Configuring external packages is an advanced configuration option. If possible, users should prefer using the Python environment management settings for their content.

You can indicate that a system-wide installation of a package should be used instead of one fetched by pip. Use the Python.External setting to enumerate system-provided Python packages that should not be managed by Connect.

For example, to make numpy and scipy external packages:

Install these packages in every Python installation that Posit Connect will be using, e.g.:

/opt/Python/3.8.1/bin/python -m pip install numpy scipy

Then configure Posit Connect to treat those packages as external:

; /etc/rstudio-connect/rstudio-connect.gcfg
[Python]
External = numpy
External = scipy

Posit Connect will report an error during startup if some of the external Python packages are missing from any configured Python installation. If you are not able to install an external Python package into all Python installations (perhaps because that package is not compatible with some versions of Python), use the Python.ExternalsCheckIsFatal setting to prevent this check.

; /etc/rstudio-connect/rstudio-connect.gcfg
[Python]
ExternalsCheckIsFatal = false

External Package Version Matching

By default, Posit Connect attempts to match external packages by name.
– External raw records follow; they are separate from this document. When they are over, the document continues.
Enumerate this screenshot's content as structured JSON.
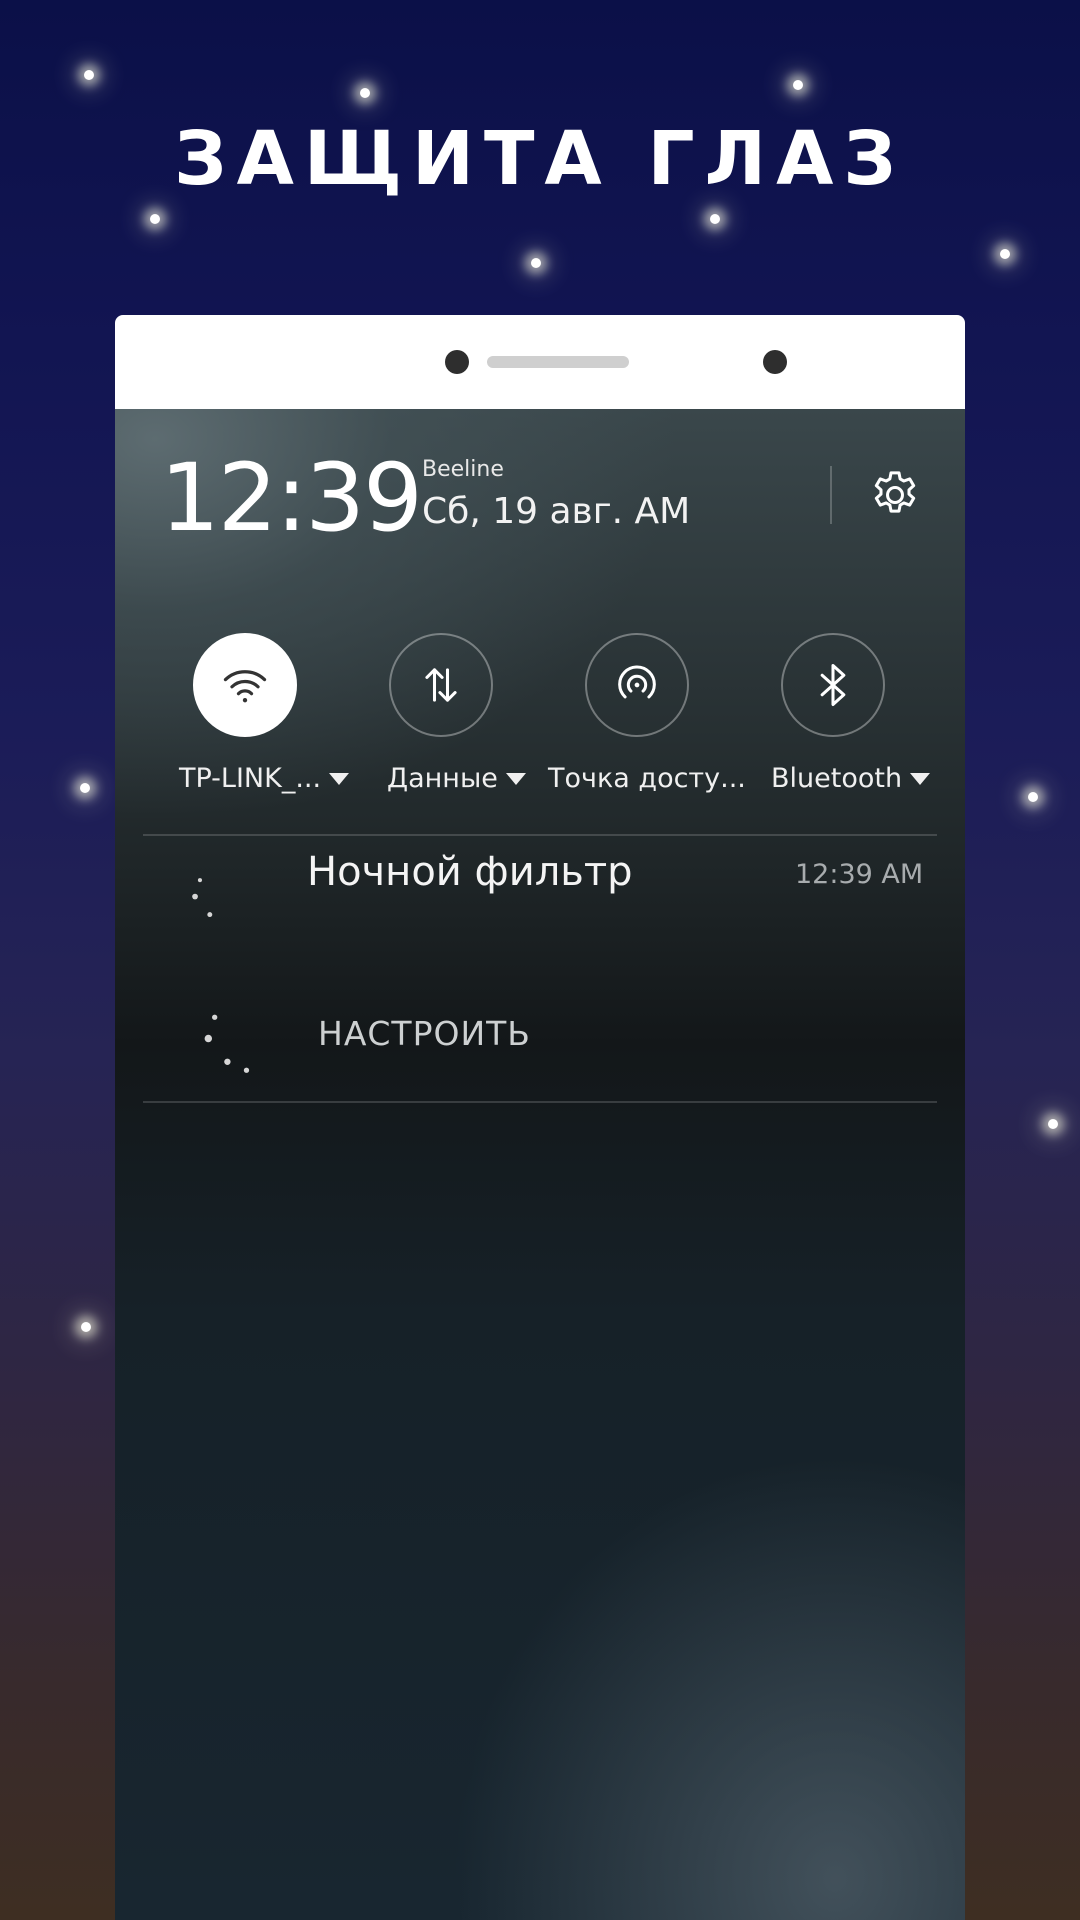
{
  "promo": {
    "headline": "ЗАЩИТА ГЛАЗ"
  },
  "status": {
    "time": "12:39",
    "carrier": "Beeline",
    "date": "Сб, 19 авг. AM"
  },
  "toggles": [
    {
      "label": "TP-LINK_...",
      "icon": "wifi-icon",
      "active": true,
      "has_dropdown": true
    },
    {
      "label": "Данные",
      "icon": "data-transfer-icon",
      "active": false,
      "has_dropdown": true
    },
    {
      "label": "Точка досту...",
      "icon": "hotspot-icon",
      "active": false,
      "has_dropdown": false
    },
    {
      "label": "Bluetooth",
      "icon": "bluetooth-icon",
      "active": false,
      "has_dropdown": true
    }
  ],
  "notification": {
    "icon": "moon-icon",
    "title": "Ночной фильтр",
    "time": "12:39 AM",
    "action_label": "НАСТРОИТЬ"
  },
  "colors": {
    "background_top": "#0b1048",
    "background_bottom": "#3e2e22",
    "panel": "#1a2226",
    "active_toggle": "#ffffff"
  }
}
In the example above, if an uploaded bundle requests numpy==1.15 and the Python installation in Posit Connect has numpy 1.18.1 installed, the external version will be used even though the version number does not match. This is similar to how external R packages are handled. Effectively, the version number specified in the incoming requirements.txt file is ignored for external packages.

To require strict version matching, honoring exactly what is specified in the bundle’s requirements.txt file, you can set Python.ExternalVersionMatching to true. In this case, the version requested in the bundle’s requirements.txt file will be installed if needed, and the external version will only be used if it’s the correct version.

Excluding Python Packages

To exclude a certain Python package from being utilized, set Python.ProhibitedPackage to the name of the package. Specify this property once for each Python package that is to be excluded.

This may be used, for example, when deploying Python-enabled content that utilizes OS-specific packages which are unavailable on the OS that Posit Connect runs on.

Posit Connect excludes certain Python packages by default. For a list of these packages please see the Python configuration appendix.

Configuring pip

Since Posit Connect uses pip to install Python packages, you can set package installation options by creating or modifying the pip.conf file.

The global pip configuration file is /etc/pip.conf. Alternatively, since all Python environment restore processes are run under the user account specified in the Applications.RunAs configuration, you can configure options in the default RunAs user’s pip.conf file. For example, if the default RunAs user is rstudio-connect, the configuration file might be at /home/rstudio-connect/.config/pip/pip.conf.

For more information about configuring pip, refer to the pip user guide.

Specifying a Package Repository

If you have a Python package repository for your own Python packages, or have a PyPI mirror inside your firewall, you can configure Posit Connect to use that package repository when installing packages.

For example, to configure a private package repository with a timeout of 60 seconds, add the following to pip.conf:

[global]
timeout = 60
index-url = https://my-python-package-repo.internal.com

Note that setting index-url replaces pip’s default repository (PyPI). To add a new repository, use the extra-index-url setting.